November is a great month to get together with some friends and spend time pursuing the piscatorial delights of fishing.

With water temps are on the rise, it’s time to dust off the surface lures, put on some new trebles and get casting for bream.

Cicada action up river will be building and the first cicadas of the season will be little black beauty cicadas, so a small black lure is the best place to start.

Tree lined banks and weed beds up river from Dennis Bridge will be good spots. The action should start near the gum trees on the southern bank when heading up river.

When casting to the bank make sure the lure is as close to the bank as possible. Leave the lure to settle, then twitch and wait.

On the weed beds long casts are the key. Twitch the lure a little longer to attract fish in the area, then pause and wait for the strike.

Pencil lures, poppers and fizzers will also be worth a try on the weed beds.

When fishing the weed beds be prepared for some whiting to show up and take a liking to your lure, as these tasty critters will soon be firing in our estuarine systems.

For bait fishers, whitebait will account for a lot of bream and flathead this month.

Fish the whitebait on ganged hooks and start with no sinker on the flats. Then over the weed beds add the smallest sinker that you can manage.

When chasing bream it doesn’t have to reach the bottom; drifting mid-water is ideal for bigger fish.

However when chasing flathead aim to put the bait on the bottom and the bites will come.

Garfish will also be a viable option in the early hours and late evenings. A little berley will get them schooled and then bait up with either bread or small pieces of peeled prawns.

The entrance to Limeburners Creek will be a hot spot, but traffic could be a problem, so get out early and hook in.

Anglers choosing to walk the stones or try the beaches can make good catches with month, with bream, mulloway, flathead and whiting all viable options.

If you’re looking for some mixed bags then head south to Grants Head and Dunbogan Beach. However if you want to be species specific then choose your spots, prepare your baits and put in the effort.

Mulloway are a reasonable target off the beaches, and fresh worms are the prime baits.

North Beach will be the pick of the spots, just find a suitable gutter with a deep entrance and some good water flow and you’ll catch fish.

The time of day shouldn’t be too important, however half-light and overcast conditions will genereally be more favourable.

Tailor numbers can be very fickle at this time of year, but these fish are still worth a spin.

The rocks around Tacking Point Lighthouse and Point Perpendicular are good spots to spend some pre dawn and early evening sessions.

Metal lures will work if the fish are active, or well presented pilchards are a good back up option.

Remember to vary the speed of your retrieves until you find the one that switches them on.

Finding the right depth could also prove more successful this month; depending on the baitfish in the water, they could be on the surface or down deep.
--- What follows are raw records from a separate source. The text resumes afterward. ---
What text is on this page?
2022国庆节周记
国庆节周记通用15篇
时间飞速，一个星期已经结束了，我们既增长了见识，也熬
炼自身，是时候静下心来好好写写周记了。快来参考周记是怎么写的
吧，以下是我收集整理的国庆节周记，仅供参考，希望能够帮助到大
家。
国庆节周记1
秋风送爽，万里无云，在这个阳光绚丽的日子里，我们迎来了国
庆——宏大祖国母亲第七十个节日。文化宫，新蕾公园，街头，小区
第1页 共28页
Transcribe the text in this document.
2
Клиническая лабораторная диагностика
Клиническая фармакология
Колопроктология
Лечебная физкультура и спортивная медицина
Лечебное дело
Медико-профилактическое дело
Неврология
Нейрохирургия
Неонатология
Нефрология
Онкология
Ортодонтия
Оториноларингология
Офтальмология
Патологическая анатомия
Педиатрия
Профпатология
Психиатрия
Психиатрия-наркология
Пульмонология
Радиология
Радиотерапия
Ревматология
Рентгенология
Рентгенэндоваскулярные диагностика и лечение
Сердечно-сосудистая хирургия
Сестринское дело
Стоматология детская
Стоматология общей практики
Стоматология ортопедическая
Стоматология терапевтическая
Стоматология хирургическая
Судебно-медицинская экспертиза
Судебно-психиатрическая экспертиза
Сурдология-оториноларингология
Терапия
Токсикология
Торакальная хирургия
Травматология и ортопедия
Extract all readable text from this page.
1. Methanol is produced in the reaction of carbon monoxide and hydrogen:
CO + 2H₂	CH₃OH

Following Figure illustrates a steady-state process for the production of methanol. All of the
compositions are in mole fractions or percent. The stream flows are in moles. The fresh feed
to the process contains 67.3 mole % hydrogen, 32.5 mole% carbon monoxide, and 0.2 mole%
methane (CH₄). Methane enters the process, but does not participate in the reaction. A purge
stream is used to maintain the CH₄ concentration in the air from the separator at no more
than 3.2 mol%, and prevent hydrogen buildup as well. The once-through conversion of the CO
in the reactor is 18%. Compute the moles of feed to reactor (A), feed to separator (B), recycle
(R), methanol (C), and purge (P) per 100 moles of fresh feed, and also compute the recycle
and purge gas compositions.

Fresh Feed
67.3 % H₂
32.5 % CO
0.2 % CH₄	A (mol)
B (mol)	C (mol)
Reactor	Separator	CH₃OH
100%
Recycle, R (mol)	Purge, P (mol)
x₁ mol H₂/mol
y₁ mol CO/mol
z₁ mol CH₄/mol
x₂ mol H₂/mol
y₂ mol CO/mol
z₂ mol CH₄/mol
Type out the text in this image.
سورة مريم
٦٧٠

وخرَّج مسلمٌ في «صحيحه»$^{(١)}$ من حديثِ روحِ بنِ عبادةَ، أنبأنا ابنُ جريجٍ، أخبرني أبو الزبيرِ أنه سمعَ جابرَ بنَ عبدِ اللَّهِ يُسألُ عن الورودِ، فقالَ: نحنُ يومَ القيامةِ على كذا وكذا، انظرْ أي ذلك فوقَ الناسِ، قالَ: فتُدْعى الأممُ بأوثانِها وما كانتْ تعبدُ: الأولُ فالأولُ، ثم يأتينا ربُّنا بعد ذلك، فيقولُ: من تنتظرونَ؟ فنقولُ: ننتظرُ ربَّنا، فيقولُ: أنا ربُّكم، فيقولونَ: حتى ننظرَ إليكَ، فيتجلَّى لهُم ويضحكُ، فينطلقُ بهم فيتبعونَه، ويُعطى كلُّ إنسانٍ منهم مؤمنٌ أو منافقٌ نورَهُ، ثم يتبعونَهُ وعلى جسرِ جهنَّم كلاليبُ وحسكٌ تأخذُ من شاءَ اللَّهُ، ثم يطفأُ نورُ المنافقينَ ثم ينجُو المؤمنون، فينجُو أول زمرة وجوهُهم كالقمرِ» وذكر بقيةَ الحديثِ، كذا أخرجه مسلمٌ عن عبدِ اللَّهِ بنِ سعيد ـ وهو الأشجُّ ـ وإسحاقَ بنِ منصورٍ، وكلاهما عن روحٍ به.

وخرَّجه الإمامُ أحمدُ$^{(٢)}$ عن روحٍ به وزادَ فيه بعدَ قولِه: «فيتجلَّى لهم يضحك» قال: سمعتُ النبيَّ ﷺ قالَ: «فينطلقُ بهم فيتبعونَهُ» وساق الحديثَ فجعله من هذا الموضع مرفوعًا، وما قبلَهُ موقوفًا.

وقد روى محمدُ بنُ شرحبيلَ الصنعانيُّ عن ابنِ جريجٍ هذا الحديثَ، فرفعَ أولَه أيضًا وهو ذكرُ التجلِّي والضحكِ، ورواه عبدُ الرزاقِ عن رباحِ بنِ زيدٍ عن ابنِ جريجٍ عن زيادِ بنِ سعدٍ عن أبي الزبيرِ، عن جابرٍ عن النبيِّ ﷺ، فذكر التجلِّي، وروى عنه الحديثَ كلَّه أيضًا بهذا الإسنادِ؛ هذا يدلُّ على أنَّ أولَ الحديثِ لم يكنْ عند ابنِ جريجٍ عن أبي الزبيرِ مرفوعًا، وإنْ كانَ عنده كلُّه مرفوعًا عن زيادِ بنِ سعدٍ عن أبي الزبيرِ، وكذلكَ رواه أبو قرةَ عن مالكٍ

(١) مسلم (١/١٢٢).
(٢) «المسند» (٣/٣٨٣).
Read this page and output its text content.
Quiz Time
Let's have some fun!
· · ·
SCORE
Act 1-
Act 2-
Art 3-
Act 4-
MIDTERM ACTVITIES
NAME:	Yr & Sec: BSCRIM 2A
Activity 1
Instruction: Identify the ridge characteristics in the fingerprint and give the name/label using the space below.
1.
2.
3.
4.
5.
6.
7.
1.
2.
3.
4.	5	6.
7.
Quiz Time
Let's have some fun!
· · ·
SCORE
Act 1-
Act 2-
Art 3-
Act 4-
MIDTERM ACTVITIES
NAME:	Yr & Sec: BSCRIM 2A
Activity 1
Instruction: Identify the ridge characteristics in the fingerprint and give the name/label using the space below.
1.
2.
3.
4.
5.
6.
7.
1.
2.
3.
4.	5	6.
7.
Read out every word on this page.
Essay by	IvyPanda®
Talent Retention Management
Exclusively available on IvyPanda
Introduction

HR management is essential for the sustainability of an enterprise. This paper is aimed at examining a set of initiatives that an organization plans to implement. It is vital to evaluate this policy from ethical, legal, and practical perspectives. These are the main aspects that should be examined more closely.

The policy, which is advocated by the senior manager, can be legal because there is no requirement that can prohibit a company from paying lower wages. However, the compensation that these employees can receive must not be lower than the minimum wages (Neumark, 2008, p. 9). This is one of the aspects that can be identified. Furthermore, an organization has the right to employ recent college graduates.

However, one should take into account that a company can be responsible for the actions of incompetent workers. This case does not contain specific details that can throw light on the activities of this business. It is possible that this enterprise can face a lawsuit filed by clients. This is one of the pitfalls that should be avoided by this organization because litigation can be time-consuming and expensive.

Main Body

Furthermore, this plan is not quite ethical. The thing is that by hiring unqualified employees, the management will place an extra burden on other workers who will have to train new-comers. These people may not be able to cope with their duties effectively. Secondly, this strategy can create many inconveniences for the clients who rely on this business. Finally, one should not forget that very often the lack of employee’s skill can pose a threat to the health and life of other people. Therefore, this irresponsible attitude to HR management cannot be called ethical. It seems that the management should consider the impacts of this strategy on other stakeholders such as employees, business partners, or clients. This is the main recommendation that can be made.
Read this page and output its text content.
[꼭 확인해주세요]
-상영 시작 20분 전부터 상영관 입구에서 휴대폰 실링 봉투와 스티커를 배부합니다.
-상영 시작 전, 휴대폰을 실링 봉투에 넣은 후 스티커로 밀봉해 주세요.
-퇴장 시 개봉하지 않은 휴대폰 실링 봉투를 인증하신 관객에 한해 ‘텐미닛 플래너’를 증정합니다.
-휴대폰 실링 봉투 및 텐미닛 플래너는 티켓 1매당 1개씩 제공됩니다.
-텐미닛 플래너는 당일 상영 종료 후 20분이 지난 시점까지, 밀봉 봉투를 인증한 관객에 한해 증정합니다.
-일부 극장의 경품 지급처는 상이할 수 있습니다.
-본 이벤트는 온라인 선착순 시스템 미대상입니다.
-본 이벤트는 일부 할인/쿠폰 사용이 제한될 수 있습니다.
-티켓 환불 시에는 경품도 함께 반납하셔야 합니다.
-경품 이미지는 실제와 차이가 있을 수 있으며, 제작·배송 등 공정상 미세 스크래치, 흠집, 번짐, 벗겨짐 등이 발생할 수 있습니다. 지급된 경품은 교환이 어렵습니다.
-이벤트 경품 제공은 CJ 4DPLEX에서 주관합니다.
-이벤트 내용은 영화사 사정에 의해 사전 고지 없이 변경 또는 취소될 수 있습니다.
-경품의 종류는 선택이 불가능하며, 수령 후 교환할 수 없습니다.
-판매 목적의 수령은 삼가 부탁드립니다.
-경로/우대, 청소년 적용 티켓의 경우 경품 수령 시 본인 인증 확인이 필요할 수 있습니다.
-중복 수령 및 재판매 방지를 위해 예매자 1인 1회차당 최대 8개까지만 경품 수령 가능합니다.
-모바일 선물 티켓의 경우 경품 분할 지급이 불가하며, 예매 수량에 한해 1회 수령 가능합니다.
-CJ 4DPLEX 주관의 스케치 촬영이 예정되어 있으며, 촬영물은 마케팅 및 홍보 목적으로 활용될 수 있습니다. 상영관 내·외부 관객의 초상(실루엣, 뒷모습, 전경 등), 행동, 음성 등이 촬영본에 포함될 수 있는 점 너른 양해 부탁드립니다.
Mix it up to get the best results.

Those heading offshore will be inclined to start thinking about the pelagic species, with mahi mahi, kingfish, tuna and the odd marlin on the cards.

Heading north to the bait grounds to collect slimies is vital to ensure you have the best baits. But those wanting to stay closer can still focus their attention on bottom bouncing and come up with some viable catches.

Flathead will be ready to chew straight out from the bar.

Those chasing some snapper can use either bait or plastics with the best starting point off Shelly Beach in around 15-20m of water.

For those fishing further south, then Tacking Point and Peterson Reef will be the best options.

Over the past couple of months good fish have been caught in close off the golf course, but this month these fish should be pushing wider as the inshore water temps rise.

So take a mate fishing this month and enjoy the weather and the wonderful fishing on offer. Why not take a non-fishing pal for an outing and get a mate hooked? You teach a man to fish and he learns to live forever, because fishing has to be the most relaxing and rewarding pastime on the planet.